From the Guidelines
Patients with pulmonary embolism (PE) or deep vein thrombosis (DVT) can typically be transitioned from a heparin drip to Eliquis (apixaban) once they are hemodynamically stable and ready for discharge or transition to oral therapy, with the standard approach being to start Eliquis at 10 mg twice daily for the first 7 days, followed by 5 mg twice daily for at least 3 months, as recommended by the 2019 ESC guidelines for the diagnosis and management of acute pulmonary embolism 1. When transitioning, the heparin infusion should be discontinued at the time the first dose of Eliquis is administered, with no overlap period required. This direct transition is possible because Eliquis has a rapid onset of action and reaches therapeutic levels quickly. Some key considerations for transitioning to Eliquis include:
- Ensuring the patient has no contraindications to Eliquis, such as active major bleeding, severe renal impairment, or concurrent use of strong dual CYP3A4/P-gp inhibitors
- Assessing the patient's bleeding risk and renal function, as these may influence the decision to transition to Eliquis and the dose used 1
- Considering dose adjustments for patients with renal impairment, liver disease, age >80 years, or weight <60 kg The transition to oral therapy with Eliquis is advantageous as it eliminates the need for continuous IV access and frequent aPTT monitoring while providing predictable anticoagulation without routine laboratory monitoring. According to the American Society of Hematology 2020 guidelines for management of venous thromboembolism, the treatment of deep vein thrombosis and pulmonary embolism with apixaban is supported by randomized controlled trials 1. It's also important to note that extended oral anticoagulation of indefinite duration should be considered for patients with a first episode of PE and no identifiable risk factor, or for those with a first episode of PE associated with a persistent risk factor other than antiphospholipid antibody syndrome, and a reduced dose of apixaban (2.5 mg twice daily) may be considered after 6 months of therapeutic anticoagulation 1.
From the Research
Transitioning from Heparin Drip to Eliquis
When considering transitioning a patient with pulmonary embolism (PE) or deep vein thrombosis (DVT) from a heparin drip to Eliquis (apixaban), several factors must be taken into account.

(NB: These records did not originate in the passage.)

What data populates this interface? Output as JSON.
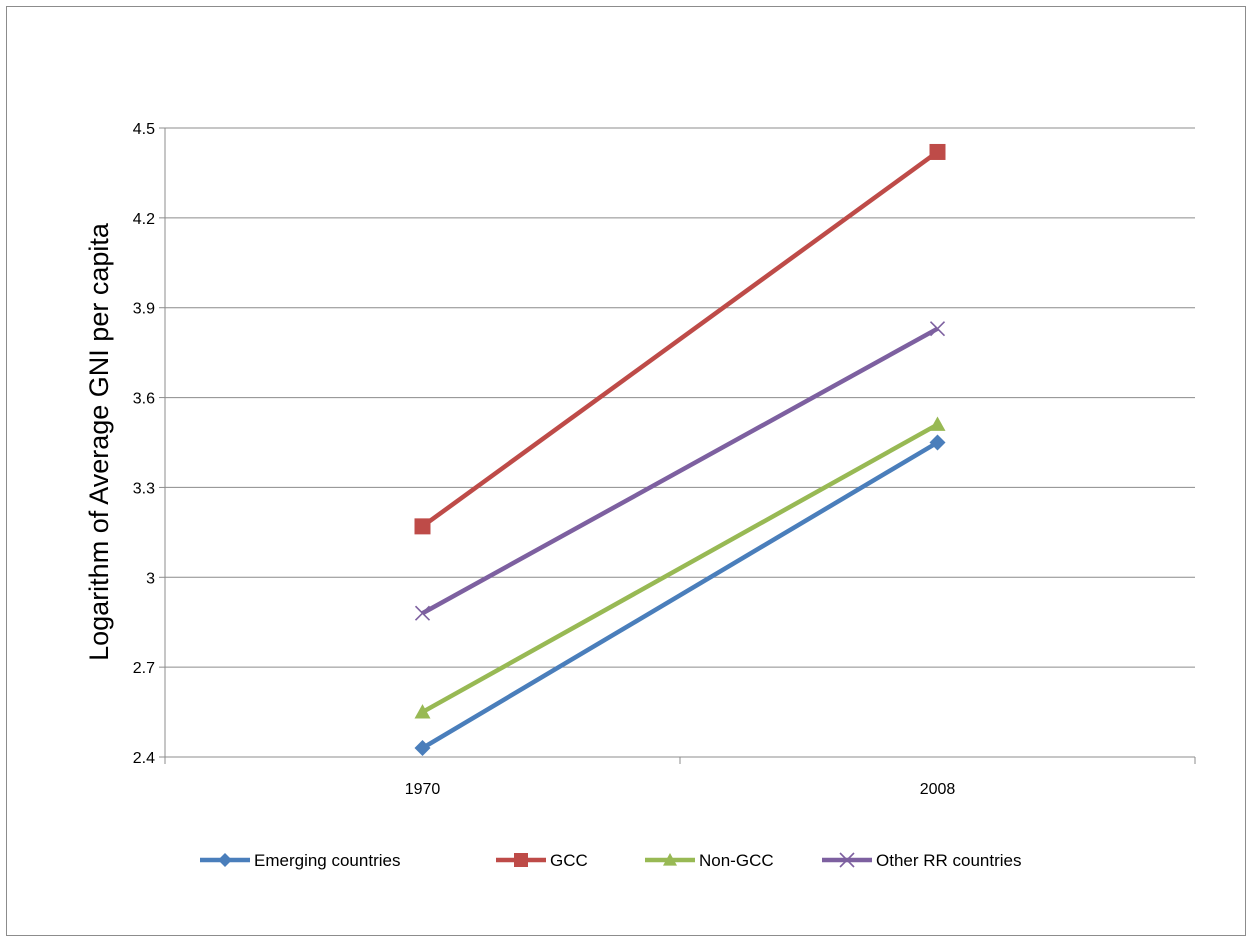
{
  "chart_data": {
    "type": "line",
    "title": "",
    "xlabel": "",
    "ylabel": "Logarithm of  Average GNI per capita",
    "categories": [
      "1970",
      "2008"
    ],
    "ylim": [
      2.4,
      4.5
    ],
    "yticks": [
      "2.4",
      "2.7",
      "3",
      "3.3",
      "3.6",
      "3.9",
      "4.2",
      "4.5"
    ],
    "grid": true,
    "legend_position": "bottom",
    "series": [
      {
        "name": "Emerging countries",
        "values": [
          2.43,
          3.45
        ],
        "color": "#4a7ebb",
        "marker": "diamond"
      },
      {
        "name": "GCC",
        "values": [
          3.17,
          4.42
        ],
        "color": "#be4b48",
        "marker": "square"
      },
      {
        "name": "Non-GCC",
        "values": [
          2.55,
          3.51
        ],
        "color": "#98b954",
        "marker": "triangle"
      },
      {
        "name": "Other RR countries",
        "values": [
          2.88,
          3.83
        ],
        "color": "#7d60a0",
        "marker": "x"
      }
    ]
  }
}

- The patient's condition and response to initial heparin treatment
- The presence of any contraindications to apixaban
- The need for ongoing anticoagulation
Timing of Transition
According to the available evidence, the transition from heparin to apixaban can be considered after the patient has been stabilized on heparin and the international normalized ratio (INR) is within the therapeutic range 2.
- For patients with DVT or low-risk PE, treatment with low-molecular-weight heparin and a vitamin K antagonist (warfarin) or direct-acting oral anticoagulants can be initiated in the outpatient setting 2.
- Inpatient treatment of VTE typically begins with parenteral agents, preferably low-molecular-weight heparin, and can be transitioned to apixaban after the patient is stabilized 2.
Special Considerations
Certain patient populations may require special consideration when transitioning from heparin to apixaban, including:
- Patients with heparin-induced thrombocytopenia (HIT), who may be transitioned to apixaban after platelet counts have stabilized 3
- Patients with cancer, low or high body weight, or poor renal function, who may require closer monitoring and dose adjustments 4
Efficacy and Safety of Apixaban
Apixaban has been shown to be effective and safe for the treatment of VTE, with a favorable net clinical benefit compared to traditional anticoagulants 5, 4.
- Apixaban offers several advantages over historical therapy for the treatment and secondary prevention of VTE, including convenience and reduced risk of bleeding complications 4.